A story in the New York Times tells us that Charter Communications (the United States’s fourth-largest cable company) is going to start tracking user behavior and using it to sell ads. They spin this as a potential problem because of privacy implications — it means that the cable company is watching your web surfing so it knows what ads to show you. While they say it will be anonymous (i.e. they only know that a specific tracking cookie is associated with one user, but not who the user is), when it comes to an ISP this simply isn’t true — they do know who you are (due to billing information) and if they were not-so-politely asked (i.e. with a subpoena) they would be able to associate your tracking cookie with you as the individual user. As a matter of policy they don’t associate the tracking profiles with individual users’ personal information and share it with their advertising partner — but they have the data, which means law enforcement can have the data.
However, all the discussion about privacy in the article is, in my opinion, a secondary issue. As I’ve discussed before, using an ad replacer has other effects that may be much more serious. It means Charter is now mounting a man-in-the-middle attack on all its customers and editing the web pages they view. Thus, if there are any security flaws in the NebuAd software (like, say, a cross-site scripting vulnerability as we saw with Barefruit in a previous post), they are now embedded in every web site viewed by every Charter customer. When you’re a large ISP like Charter, this makes it worthwhile for hackers to try to attack the system — being able to steal the bank account passwords of every Charter customer at a given bank is almost as good as being able to do it to all customers of the bank. It may only be 10% of people, but 10% of everyone is still a lot of people. In addition, Charter customers are no longer contributing to the revenue of the web sites they visit (which could be interpreted as an attack on those websites by Charter — they just stole all their revenue.) I don’t much expect Charter to care, nor their customers, but the more ad replacers that are out there, the less advertising is able to support web sites.
So, what to do if you’re a Charter customer? Well, you can opt out of the tracking system by setting a cookie, which means the ads you’re served will not be targeted.
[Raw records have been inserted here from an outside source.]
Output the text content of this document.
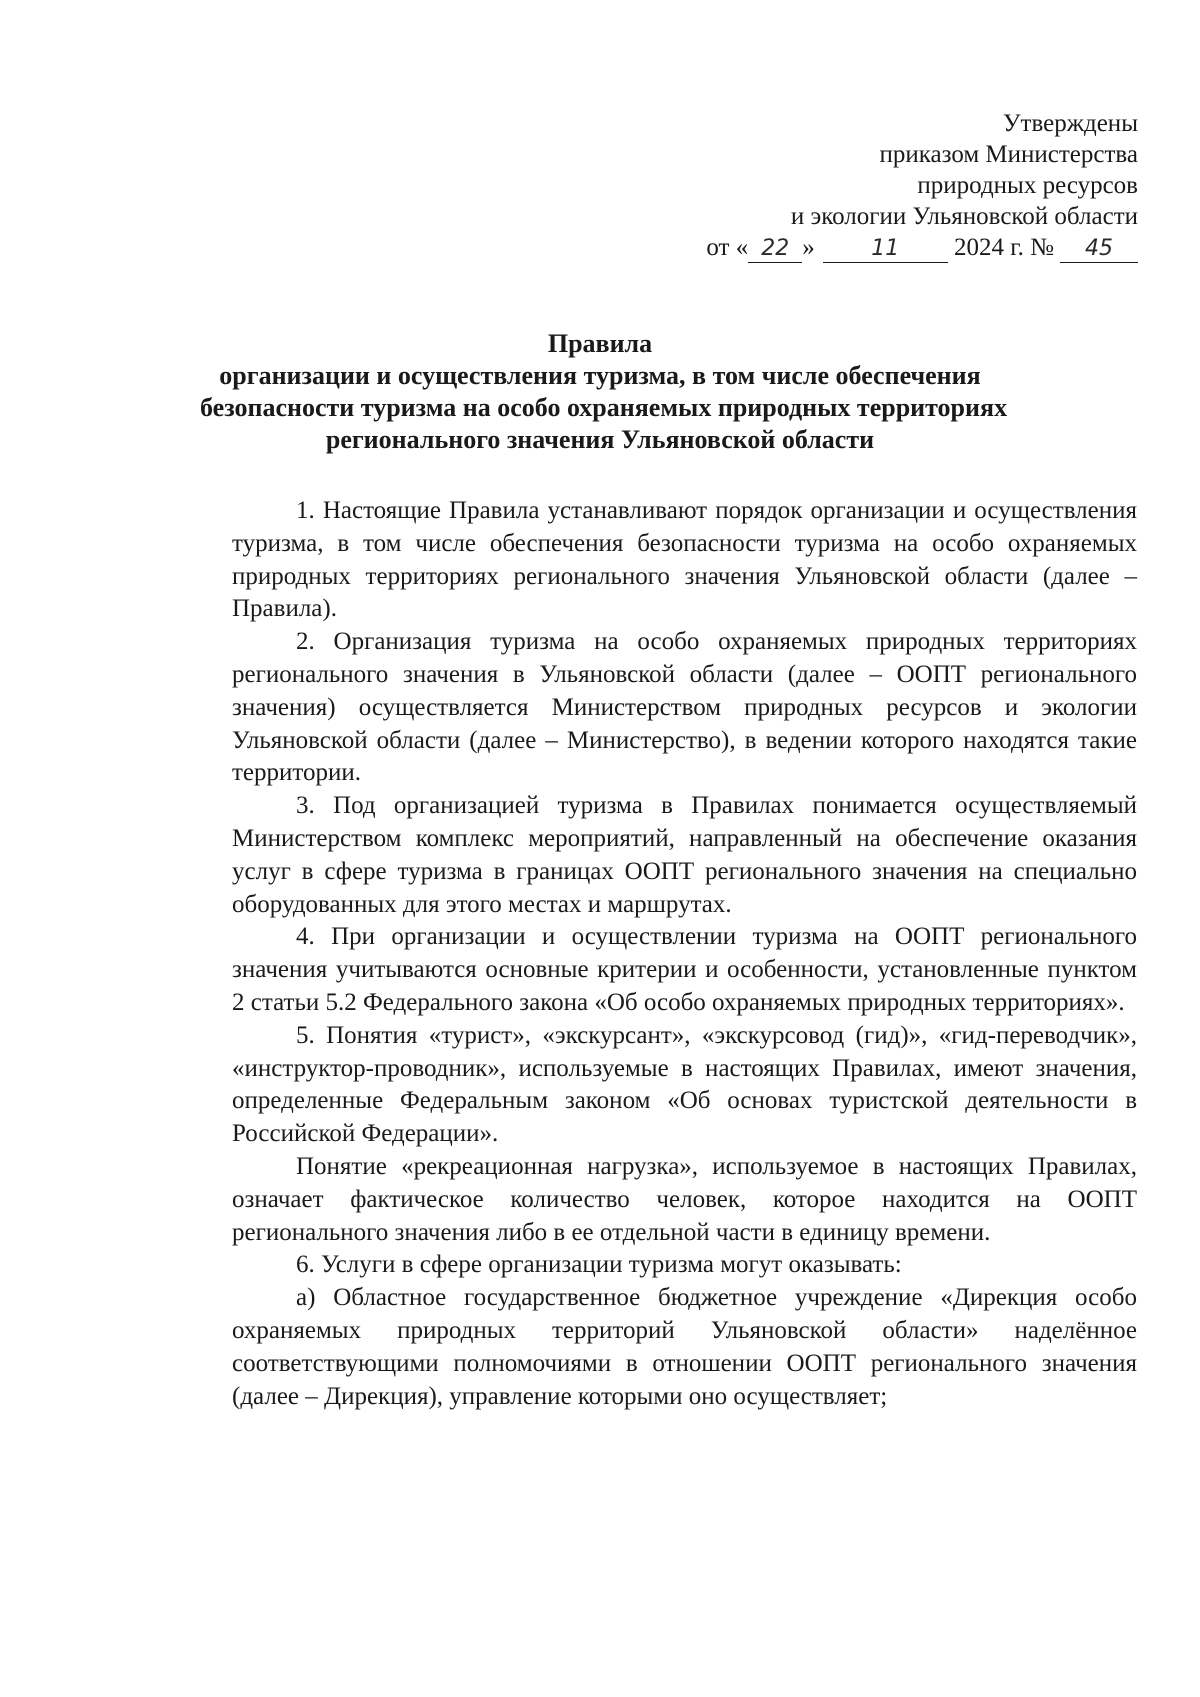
Утверждены
приказом Министерства
природных ресурсов
и экологии Ульяновской области
от « 22 »	11 2024 г. № 45
Правила
организации и осуществления туризма, в том числе обеспечения
безопасности туризма на особо охраняемых природных территориях
регионального значения Ульяновской области

1. Настоящие Правила устанавливают порядок организации и осуществления туризма, в том числе обеспечения безопасности туризма на особо охраняемых природных территориях регионального значения Ульяновской области (далее – Правила).

2. Организация туризма на особо охраняемых природных территориях регионального значения в Ульяновской области (далее – ООПТ регионального значения) осуществляется Министерством природных ресурсов и экологии Ульяновской области (далее – Министерство), в ведении которого находятся такие территории.

3. Под организацией туризма в Правилах понимается осуществляемый Министерством комплекс мероприятий, направленный на обеспечение оказания услуг в сфере туризма в границах ООПТ регионального значения на специально оборудованных для этого местах и маршрутах.

4. При организации и осуществлении туризма на ООПТ регионального значения учитываются основные критерии и особенности, установленные пунктом 2 статьи 5.2 Федерального закона «Об особо охраняемых природных территориях».

5. Понятия «турист», «экскурсант», «экскурсовод (гид)», «гид-переводчик», «инструктор-проводник», используемые в настоящих Правилах, имеют значения, определенные Федеральным законом «Об основах туристской деятельности в Российской Федерации».

Понятие «рекреационная нагрузка», используемое в настоящих Правилах, означает фактическое количество человек, которое находится на ООПТ регионального значения либо в ее отдельной части в единицу времени.

6. Услуги в сфере организации туризма могут оказывать:

а) Областное государственное бюджетное учреждение «Дирекция особо охраняемых природных территорий Ульяновской области» наделённое соответствующими полномочиями в отношении ООПТ регионального значения (далее – Дирекция), управление которыми оно осуществляет;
However, the ads probably will still be replaced, so you’re still not helping pay for the web sites you visit. And chances are that Charter could still come up with a record of all your web surfing if they were served a subpoena. If you want to avoid that, the only choice is using an encrypted tunnel and mix network like TOR (which law enforcement has probably at least partially compromised, but this puts them in a situation like the Allies after they broke the Enigma machine — if they use evidence from a TOR compromise to prosecute you, then they give away that they’ve compromised the network and criminals will stop using it. Thus, you’d need to do something pretty serious for them to be willing to admit they know about it.) And what to do if you’re an advertiser-supported website? Not much. You can lobby for net neutrality laws, or ban Charter customers outright (which will hurt you more than it hurts them.) However, I would expect Google, DoubleClick, and other ad networks to start working on obfuscating their ads soon if more major ISPs embrace ad replacement.